File size: 5,934 Bytes

Documentation for the scripts in the `scripts` directory, starting with `batch-caption.py`, which is used to run JoyCaption in bulk. Other scripts might be added in the future.

# batch-caption.py

## Basic Command

To run the script, use the following command:

```sh
./batch-caption.py --glob "path/to/images/*.jpg" --prompt "Write a descriptive caption for this image in a formal tone."
```

This command will caption all the `.jpg` images in the specified directory using the provided prompt, writing `.txt` files alongside each image.

## Command-Line Arguments

**Note**: You must specify either `--glob` or `--filelist` or `--input` to provide images, and either `--prompt` or `--prompt-file` to provide a prompt for caption generation.
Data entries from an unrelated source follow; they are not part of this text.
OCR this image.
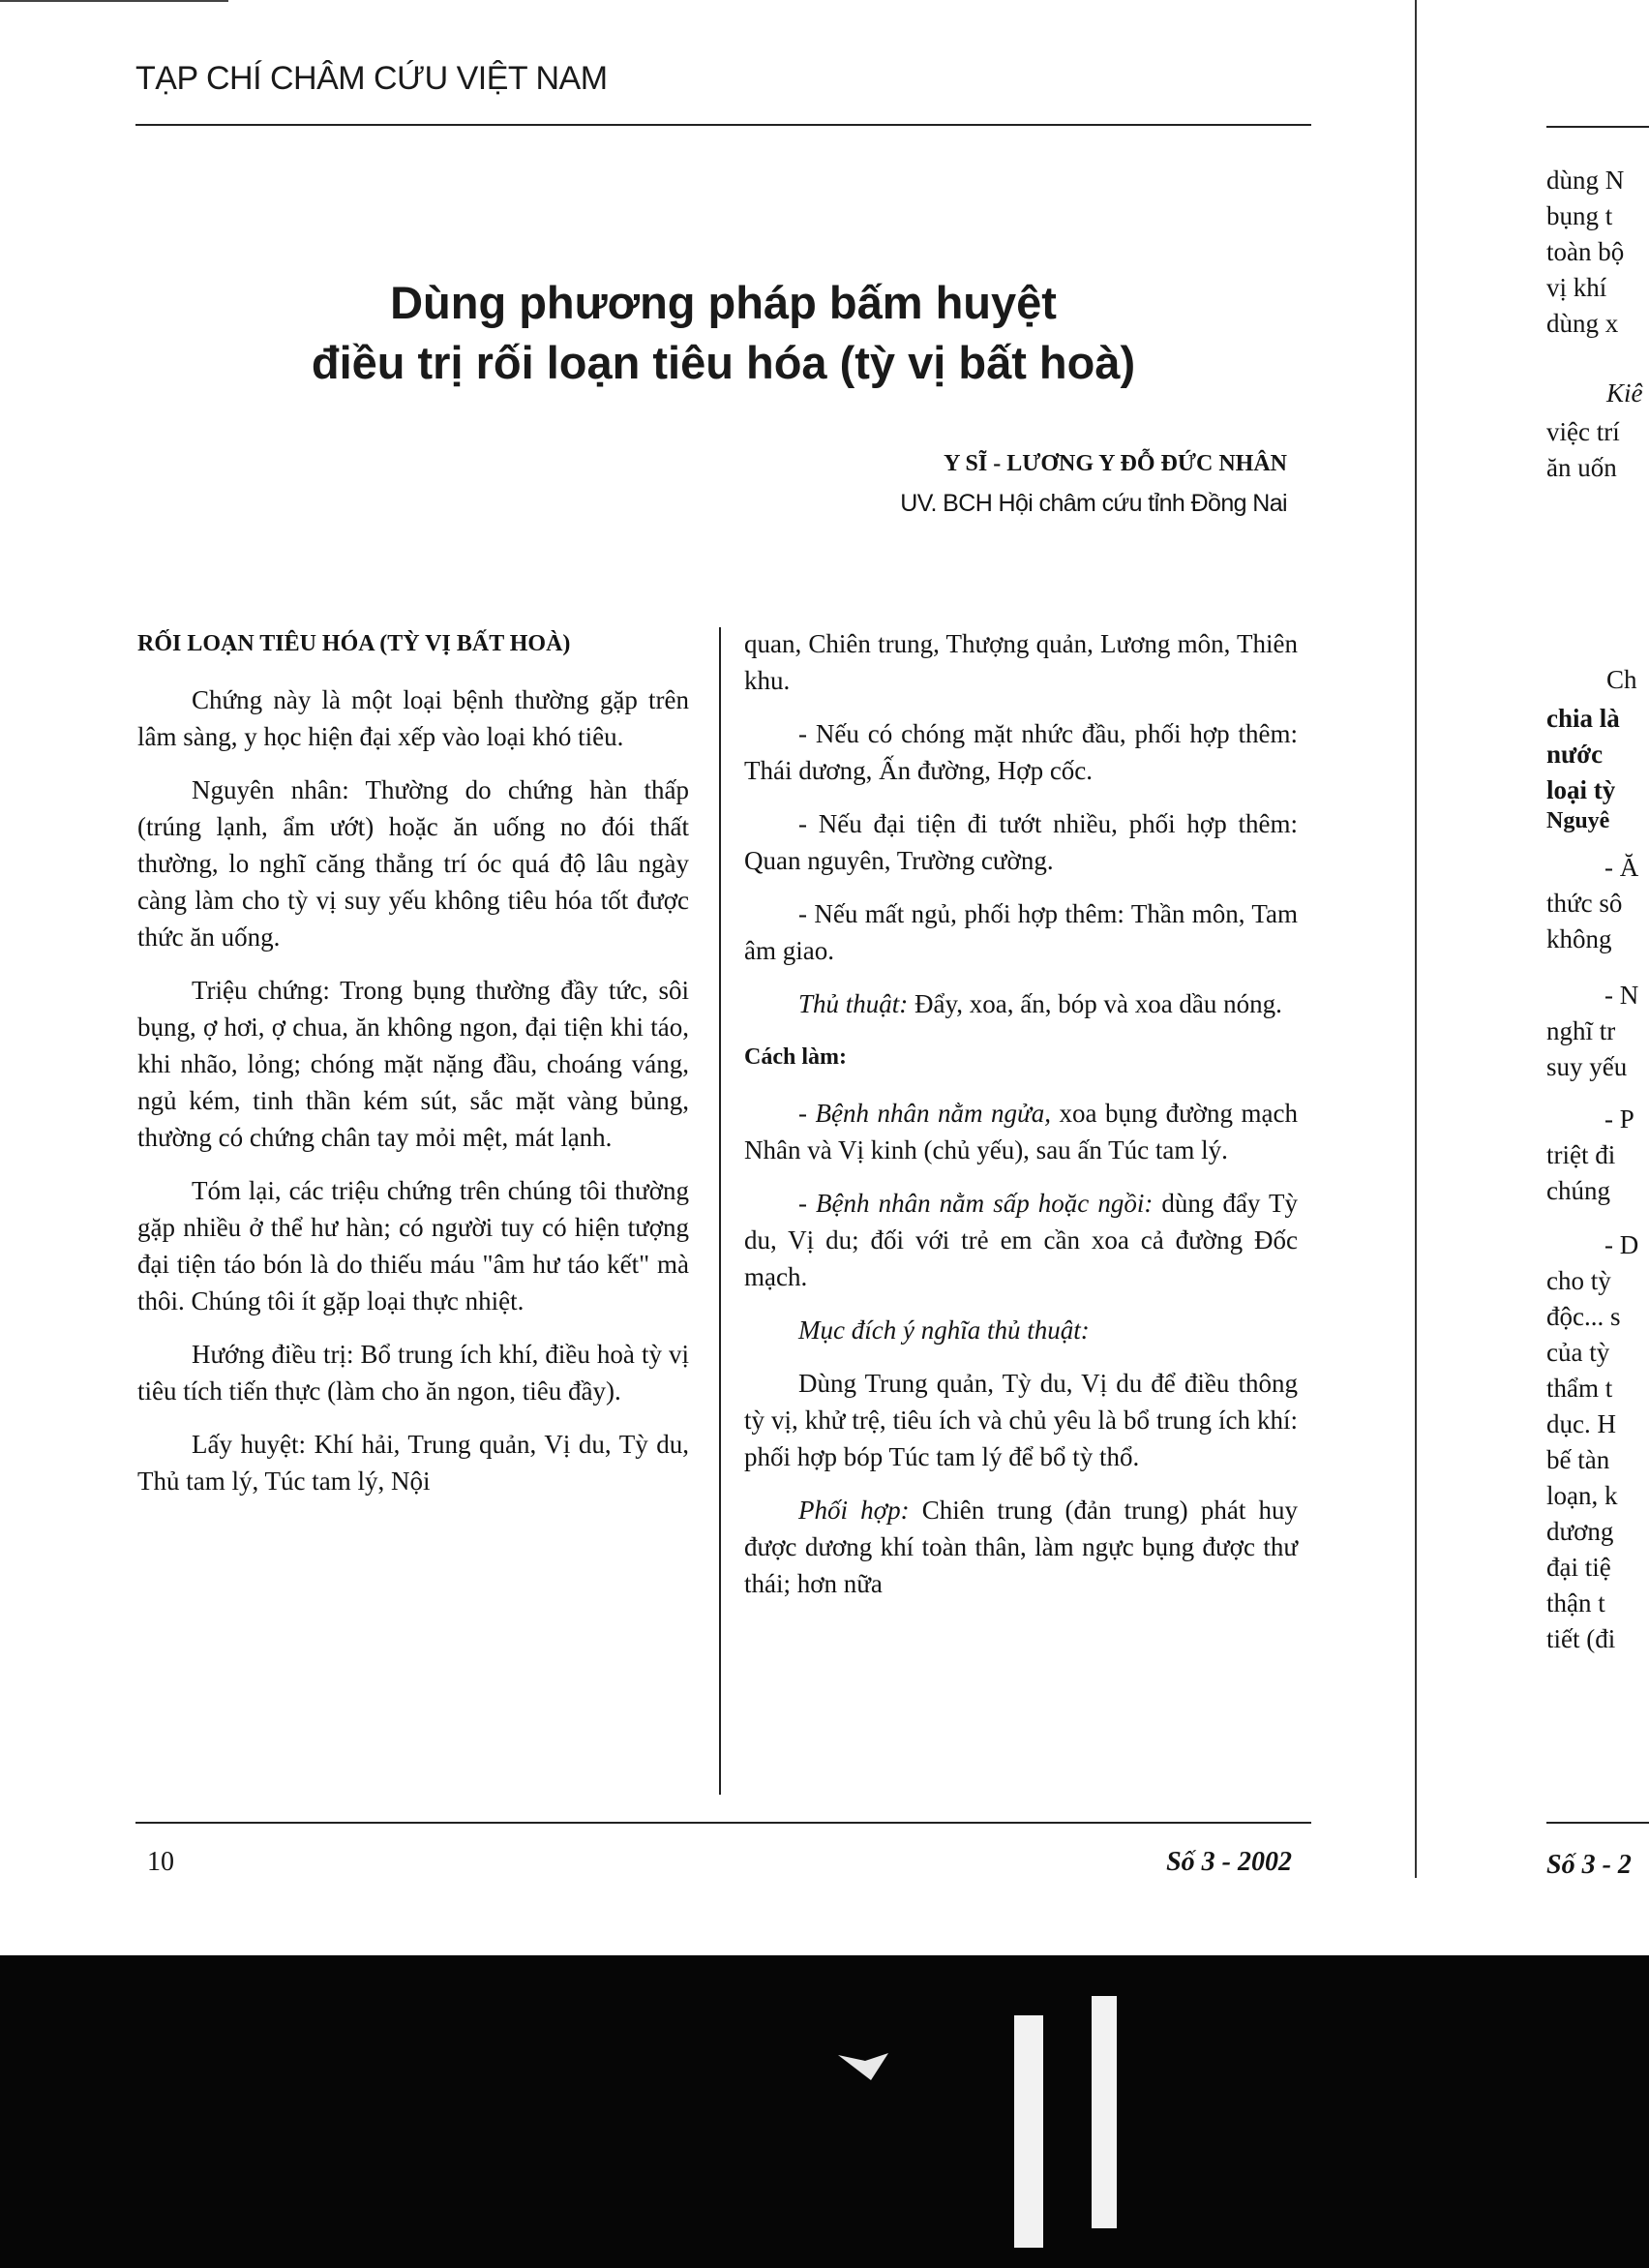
TẠP CHÍ CHÂM CỨU VIỆT NAM
Dùng phương pháp bấm huyệt
điều trị rối loạn tiêu hóa (tỳ vị bất hoà)
Y SĨ - LƯƠNG Y ĐỖ ĐỨC NHÂN
UV. BCH Hội châm cứu tỉnh Đồng Nai
RỐI LOẠN TIÊU HÓA (TỲ VỊ BẤT HOÀ)

Chứng này là một loại bệnh thường gặp trên lâm sàng, y học hiện đại xếp vào loại khó tiêu.

Nguyên nhân: Thường do chứng hàn thấp (trúng lạnh, ẩm ướt) hoặc ăn uống no đói thất thường, lo nghĩ căng thẳng trí óc quá độ lâu ngày càng làm cho tỳ vị suy yếu không tiêu hóa tốt được thức ăn uống.

Triệu chứng: Trong bụng thường đầy tức, sôi bụng, ợ hơi, ợ chua, ăn không ngon, đại tiện khi táo, khi nhão, lỏng; chóng mặt nặng đầu, choáng váng, ngủ kém, tinh thần kém sút, sắc mặt vàng bủng, thường có chứng chân tay mỏi mệt, mát lạnh.

Tóm lại, các triệu chứng trên chúng tôi thường gặp nhiều ở thể hư hàn; có người tuy có hiện tượng đại tiện táo bón là do thiếu máu "âm hư táo kết" mà thôi. Chúng tôi ít gặp loại thực nhiệt.

Hướng điều trị: Bổ trung ích khí, điều hoà tỳ vị tiêu tích tiến thực (làm cho ăn ngon, tiêu đầy).

Lấy huyệt: Khí hải, Trung quản, Vị du, Tỳ du, Thủ tam lý, Túc tam lý, Nội

quan, Chiên trung, Thượng quản, Lương môn, Thiên khu.

- Nếu có chóng mặt nhức đầu, phối hợp thêm: Thái dương, Ấn đường, Hợp cốc.

- Nếu đại tiện đi tướt nhiều, phối hợp thêm: Quan nguyên, Trường cường.

- Nếu mất ngủ, phối hợp thêm: Thần môn, Tam âm giao.

Thủ thuật: Đẩy, xoa, ấn, bóp và xoa dầu nóng.

Cách làm:

- Bệnh nhân nằm ngửa, xoa bụng đường mạch Nhân và Vị kinh (chủ yếu), sau ấn Túc tam lý.

- Bệnh nhân nằm sấp hoặc ngồi: dùng đẩy Tỳ du, Vị du; đối với trẻ em cần xoa cả đường Đốc mạch.

Mục đích ý nghĩa thủ thuật:

Dùng Trung quản, Tỳ du, Vị du để điều thông tỳ vị, khử trệ, tiêu ích và chủ yêu là bổ trung ích khí: phối hợp bóp Túc tam lý để bổ tỳ thổ.

Phối hợp: Chiên trung (đản trung) phát huy được dương khí toàn thân, làm ngực bụng được thư thái; hơn nữa

10	Số 3 - 2002
dùng N
bụng t
toàn bộ
vị khí
dùng x
Kiê
việc trí
ăn uốn
Ch
chia là
nước
loại tỳ
Nguyê
- Ă
thức sô
không
- N
nghĩ tr
suy yếu
- P
triệt đi
chúng
- D
cho tỳ
độc... s
của tỳ
thẩm t
dục. H
bế tàn
loạn, k
dương
đại tiệ
thận t
tiết (đi
Số 3 - 2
| Argument           | Description                                                | Default                                                                                                                     |
| ------------------ | ---------------------------------------------------------- | --------------------------------------------------------------------------------------------------------------------------- |
| `--input`          | Input images                                               | N/A                                                                                                                         |
| `--glob`           | Glob pattern to find images                                | N/A                                                                                                                         |
| `--filelist`       | File containing a list of images                           | N/A                                                                                                                         |
| `--prompt`         | Prompt to use for caption generation                       | N/A                                                                                                                         |
| `--prompt-file`    | JSON file containing prompts                               | N/A                                                                                                                         |
| `--batch-size`     | Batch size for image processing                            | 1                                                                                                                           |
| `--greedy`         | Use greedy decoding instead of sampling                    | False                                                                                                                       |
| `--temperature`    | Sampling temperature (used when not using greedy decoding) | 0.6                                                                                                                         |
| `--top-p`          | Top-p sampling value (nucleus sampling)                    | 0.9                                                                                                                         |
| `--top-k`          | Top-k sampling value                                       | None                                                                                                                        |
| `--max-new-tokens` | Maximum length of the generated caption (in tokens)        | 256                                                                                                                         |
| `--num-workers`    | Number of workers loading images in parallel               | 4                                                                                                                           |
| `--model`          | Pre-trained model to use                                   | [John6666/llama-joycaption-alpha-two-hf-llava-nf4](https://huggingface.co/John6666/llama-joycaption-alpha-two-hf-llava-nf4) |
| `--bf16`           | Load model on torch.bfloat16                               | False                                                                                                                       |


### Examples

1. **Caption images with a specific prompt**

   ```sh
   ./batch-caption.py --glob "images/*.png" --prompt "Write a descriptive caption for this image in a formal tone."
   ```
   or
   ```sh
   ./batch-caption.py --input "images/dog.png" --prompt "Write a descriptive caption for this image in a formal tone."
   ```

2. **Use a JSON file for prompts**

   ```sh
   python batch-caption.py --filelist "image_paths.txt" --prompt-file "prompts.json"
   ```

3. **Use Greedy Decoding**

   ```sh
   python batch-caption.py --glob "images/*.jpg" --prompt "Write a descriptive caption for this image in a formal tone." --greedy
   ```

## Prompt Handling

- For a list of prompts that the model understands, please refer to the project's root README.

- You can specify a prompt directly using the `--prompt` argument or use a JSON file containing a list of prompts with weights using `--prompt-file`.

- If multiple prompts are specified in the prompt file, the prompt used for each image will be randomly selected.

- **Prompt File Format**: The JSON file should contain either strings or objects with `prompt` and `weight` fields.

  - **Weighting**: The `weight` field indicates the probability of selecting a particular prompt during caption generation. Higher weights make a prompt more likely to be chosen. For example, if one prompt has a weight of 2.0 and another has a weight of 1.0, the first prompt will be twice as likely to be used.

Example `prompts.json`:

```json
[
  { "prompt": "Describe the scene in detail.", "weight": 2.0 },
  { "prompt": "Summarize the main elements of the image.", "weight": 1.0 }
]
```

## Output

- Captions are saved as `.txt` files in the same directory as the corresponding image.
- If a `.txt` caption file already exists for an image, the script will skip that image.